Brian quería poner de manifiesto que su suerte no evitaría que la misión prosiguiera de la mano de otros monjes. Cormac pareció comprender y comenzó a caminar por la estancia visiblemente hastiado.
—¡En ese caso vuestra acción la otra noche me parece aún más insensata y ofensiva! ¿Patrick es quien os inspira? ¡Yo soy el hermano de Patrick! —gritó golpeándose el pecho—. ¿Así honráis su memoria? ¿Ofendiendo a la sangre de su sangre?
Brian temió que el rey acabara perdiendo los estribos y trató de mostrarse sumiso.
—He venido a reparar mi falta.
—¿Buscáis clemencia? —espetó el otro—. ¡Un poco tarde!
—Vivo puedo reportaros mayores beneficios que muerto…
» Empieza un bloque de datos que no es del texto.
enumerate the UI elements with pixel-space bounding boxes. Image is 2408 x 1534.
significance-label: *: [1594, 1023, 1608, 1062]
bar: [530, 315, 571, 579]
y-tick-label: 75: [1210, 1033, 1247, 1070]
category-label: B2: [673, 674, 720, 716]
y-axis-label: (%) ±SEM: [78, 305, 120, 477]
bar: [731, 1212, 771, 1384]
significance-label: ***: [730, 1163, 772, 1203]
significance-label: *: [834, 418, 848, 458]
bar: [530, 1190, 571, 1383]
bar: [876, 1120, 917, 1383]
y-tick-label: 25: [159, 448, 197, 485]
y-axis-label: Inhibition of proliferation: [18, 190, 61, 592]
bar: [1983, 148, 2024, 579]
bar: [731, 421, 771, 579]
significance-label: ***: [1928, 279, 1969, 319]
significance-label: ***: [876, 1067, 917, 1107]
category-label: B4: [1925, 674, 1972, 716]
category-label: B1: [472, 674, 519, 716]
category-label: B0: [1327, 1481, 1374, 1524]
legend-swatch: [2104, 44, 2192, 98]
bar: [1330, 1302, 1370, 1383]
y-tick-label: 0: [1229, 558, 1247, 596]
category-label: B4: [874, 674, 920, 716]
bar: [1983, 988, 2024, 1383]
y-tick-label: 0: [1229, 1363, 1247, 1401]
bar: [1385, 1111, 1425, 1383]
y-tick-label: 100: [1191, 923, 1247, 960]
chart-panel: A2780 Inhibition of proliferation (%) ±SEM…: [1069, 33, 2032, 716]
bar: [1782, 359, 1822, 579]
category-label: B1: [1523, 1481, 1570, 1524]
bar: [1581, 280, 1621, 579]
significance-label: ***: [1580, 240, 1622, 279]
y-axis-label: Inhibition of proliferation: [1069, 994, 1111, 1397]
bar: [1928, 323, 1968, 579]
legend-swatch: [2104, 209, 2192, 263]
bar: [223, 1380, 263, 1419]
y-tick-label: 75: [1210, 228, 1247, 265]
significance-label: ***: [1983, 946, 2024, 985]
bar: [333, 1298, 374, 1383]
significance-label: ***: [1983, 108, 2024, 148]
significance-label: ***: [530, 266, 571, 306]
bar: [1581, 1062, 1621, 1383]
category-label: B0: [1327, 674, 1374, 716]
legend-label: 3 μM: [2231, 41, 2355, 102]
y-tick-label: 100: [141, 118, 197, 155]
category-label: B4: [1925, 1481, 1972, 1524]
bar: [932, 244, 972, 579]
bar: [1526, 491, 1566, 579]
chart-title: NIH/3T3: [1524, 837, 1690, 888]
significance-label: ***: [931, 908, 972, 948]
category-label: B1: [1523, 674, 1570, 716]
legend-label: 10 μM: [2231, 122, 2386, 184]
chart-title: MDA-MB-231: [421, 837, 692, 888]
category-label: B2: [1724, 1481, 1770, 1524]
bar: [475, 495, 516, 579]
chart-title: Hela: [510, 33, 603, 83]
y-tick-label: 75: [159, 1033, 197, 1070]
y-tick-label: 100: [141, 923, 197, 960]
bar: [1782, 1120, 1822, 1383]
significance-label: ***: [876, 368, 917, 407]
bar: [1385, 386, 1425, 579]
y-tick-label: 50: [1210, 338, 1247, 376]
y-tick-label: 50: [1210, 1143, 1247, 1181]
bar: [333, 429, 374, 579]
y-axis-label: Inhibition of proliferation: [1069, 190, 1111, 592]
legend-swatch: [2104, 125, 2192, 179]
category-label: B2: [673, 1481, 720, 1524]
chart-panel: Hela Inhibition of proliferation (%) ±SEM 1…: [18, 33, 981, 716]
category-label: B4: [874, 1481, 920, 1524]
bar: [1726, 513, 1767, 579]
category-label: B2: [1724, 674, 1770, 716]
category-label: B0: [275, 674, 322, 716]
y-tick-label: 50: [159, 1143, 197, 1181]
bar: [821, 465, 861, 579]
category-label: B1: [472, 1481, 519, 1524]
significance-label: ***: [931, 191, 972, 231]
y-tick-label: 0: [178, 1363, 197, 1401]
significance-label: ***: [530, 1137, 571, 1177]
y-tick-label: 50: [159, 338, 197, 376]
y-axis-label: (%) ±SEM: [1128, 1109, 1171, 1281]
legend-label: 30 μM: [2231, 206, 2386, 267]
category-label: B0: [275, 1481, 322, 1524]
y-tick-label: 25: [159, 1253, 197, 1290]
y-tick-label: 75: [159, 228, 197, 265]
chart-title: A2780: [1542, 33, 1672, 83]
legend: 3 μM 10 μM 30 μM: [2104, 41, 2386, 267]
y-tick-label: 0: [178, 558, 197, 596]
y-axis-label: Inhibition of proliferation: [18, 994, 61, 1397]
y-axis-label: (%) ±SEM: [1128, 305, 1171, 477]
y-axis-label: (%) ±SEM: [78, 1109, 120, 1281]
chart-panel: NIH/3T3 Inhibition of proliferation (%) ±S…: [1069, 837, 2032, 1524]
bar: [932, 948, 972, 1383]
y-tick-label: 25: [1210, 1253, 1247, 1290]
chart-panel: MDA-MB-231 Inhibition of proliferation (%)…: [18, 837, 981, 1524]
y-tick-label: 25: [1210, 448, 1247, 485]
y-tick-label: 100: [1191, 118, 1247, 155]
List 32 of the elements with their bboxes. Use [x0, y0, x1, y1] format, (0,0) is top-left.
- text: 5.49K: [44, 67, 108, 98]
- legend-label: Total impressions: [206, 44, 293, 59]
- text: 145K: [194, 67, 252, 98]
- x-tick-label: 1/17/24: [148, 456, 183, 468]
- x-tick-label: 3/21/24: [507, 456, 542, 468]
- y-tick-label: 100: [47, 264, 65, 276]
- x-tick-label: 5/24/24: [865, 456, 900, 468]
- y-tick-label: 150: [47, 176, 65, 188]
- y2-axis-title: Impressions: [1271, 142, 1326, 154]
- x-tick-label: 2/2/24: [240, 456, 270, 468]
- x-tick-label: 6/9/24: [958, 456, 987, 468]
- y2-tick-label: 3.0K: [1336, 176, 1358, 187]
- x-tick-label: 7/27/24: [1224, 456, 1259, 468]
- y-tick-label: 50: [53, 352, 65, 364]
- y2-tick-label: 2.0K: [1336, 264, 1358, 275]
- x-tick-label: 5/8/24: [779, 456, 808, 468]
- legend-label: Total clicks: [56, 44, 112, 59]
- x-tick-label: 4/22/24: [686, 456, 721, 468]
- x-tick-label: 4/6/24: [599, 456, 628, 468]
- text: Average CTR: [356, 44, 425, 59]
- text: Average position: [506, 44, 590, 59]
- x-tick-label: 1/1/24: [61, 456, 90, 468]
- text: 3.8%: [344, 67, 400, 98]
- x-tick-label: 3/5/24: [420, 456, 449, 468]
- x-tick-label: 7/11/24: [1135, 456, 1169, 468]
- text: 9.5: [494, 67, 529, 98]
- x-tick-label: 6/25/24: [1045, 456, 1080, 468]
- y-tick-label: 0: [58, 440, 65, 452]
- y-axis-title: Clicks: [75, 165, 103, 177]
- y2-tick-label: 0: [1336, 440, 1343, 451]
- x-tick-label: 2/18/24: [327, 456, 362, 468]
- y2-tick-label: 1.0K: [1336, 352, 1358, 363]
Una mueca aviesa afloró en el semblante de Cormac.
—¿Así lo creéis?
Brian levantó el pesado
marsupium
y lo arrojó a los pies de Cormac. El peso lo abrió y gruesas piezas de oro y unos pocos rubíes rodaron hasta las botas del rey. Los silbidos de admiración de los soldados recorrieron la estancia; jamás habían visto tales riquezas.
—Es cuanto traje para iniciar las obras. Consideradlo como un «pago a la víctima», como establecen vuestras justas Leyes Brehon. Mi deseo es levantar de nuevo el viejo monasterio y vivir en esta tierra apacible y remota; alabar a Dios en sintonía con la paz del lugar y copiar viejos manuscritos en códices para su preservación. Harán falta cientos de obreros y artesanos; un sustento que los habitantes de Mothair necesitan. Si aceptáis mi
derbfine
, esperaré paciente la llegada de mis hermanos. Ellos traerán nuevos recursos que correrán por vuestro reino como la sangre por las venas y vuestro nombre brillará como el de Patrick O’Brien. Hacedlo por él y por la prosperidad de Clare, que también beneficiará vuestras arcas. Sin duda sois un hombre inteligente y sabéis que la venganza no proporciona riquezas ni poder. Si muero, nada obtendréis y serán muchas las explicaciones que deberéis dar, no sólo al rey Brian Boru…
Cormac parecía hechizado por el reflejo ígneo que desprendían las brillantes piedras del color de la sangre. Su expresión no ocultaba sus pensamientos: la posibilidad de registrar el monasterio en busca de más riquezas, pero se dijo que sólo hallaría escombros. Ese monje era un protegido de Gerberto de Aurillac, un influyente prelado cercano a la familia regente del Sacro Imperio Germano y a la curia papal… Como el propio extranjero esgrimía, su presa sería más lucrativa viva que muerta.